La and co-workers carried out a single-center, prospective, observational study of patients admitted to the ICU who were at risk of developing severe AKI (KDIGO Stage 2/3). Treating physicians were allowed to test patients with urinary tissue inhibitor metalloproteinase-2 and insulin-like growth factor binding protein 7 (TIMP-2*IGFBP7) by commercially available point-of-care methods. Historical controls not tested were used as comparators.

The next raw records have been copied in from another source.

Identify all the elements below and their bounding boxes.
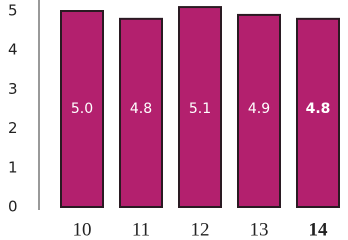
bar (237, 13, 281, 209)
x-tick-label: 10 (73, 219, 92, 240)
y-tick-label: 4 (8, 41, 18, 59)
bar (119, 17, 163, 209)
x-tick-label: 12 (191, 219, 210, 240)
y-tick-label: 0 (8, 198, 18, 216)
bar (60, 10, 104, 208)
y-tick-label: 2 (8, 119, 18, 137)
y-tick-label: 3 (8, 80, 18, 98)
x-tick-label: 11 (132, 219, 150, 240)
y-tick-label: 5 (8, 2, 18, 20)
value-label: 4.8 (306, 101, 331, 117)
value-label: 5.1 (189, 101, 211, 117)
bar (178, 6, 222, 208)
bar (296, 17, 340, 209)
x-tick-label: 14 (309, 219, 329, 240)
value-label: 4.9 (248, 101, 270, 117)
y-tick-label: 1 (8, 158, 18, 176)
x-tick-label: 13 (250, 219, 269, 240)
value-label: 4.8 (130, 101, 152, 117)
value-label: 5.0 (71, 101, 93, 117)
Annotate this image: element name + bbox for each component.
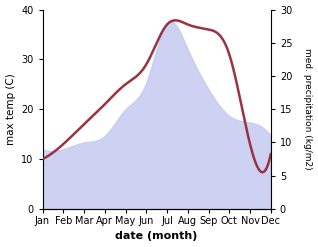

The 7-day progression to severe AKI when TIMP-2*IGFP7 levels were >0.3 was 28% in the prospective cohort and 21% in the historical cohort (p = 0.38), but Stage 1 CKD was present at the time of testing in 67% of the prospective cohort and in 23% of the historical controls (p < 0.001). Patients with elevated TIMP-2*IGFBP7 were more likely to receive a nephrology consult, and early nephrology consultation was associated with better volume control, less severe AKI, and lower dialysis requirement compared to historical controls.
While this study is not conventionally randomized and controlled, it does resemble a “real-life” scenario, at least in reference to a single-center experience. These limitations lead to confounding by unmeasured variables and bias of some relevance. Also, unlike many other reports of the utility of biomarker testing, many of the patients in the prospective cohort already had Stage 1 AKI at the time of testing. With findings of TIMP-2*IGFBP7 of >0.3–2.0 versus <0.3, the overall risk of progression was not greatly different. However, under the “watchful eye” of a nephrology consultant (triggered by a TIMP-2*IGFBP7 >0.3), the outcomes of Stage 1 AKI seemed to be better. One might ask whether a nephrology consult should be regularly recommended for Stage 1 AKI, independent of biomarker testing. More research is needed in patients admitted to the ICU and at risk for AKI (e.g., sepsis, trauma, elderly, etc.) to determine if routine testing for urinary AKI biomarkers adds benefit in terms of outcome in the presence of universal nephrology consultation for stage 1 AKI.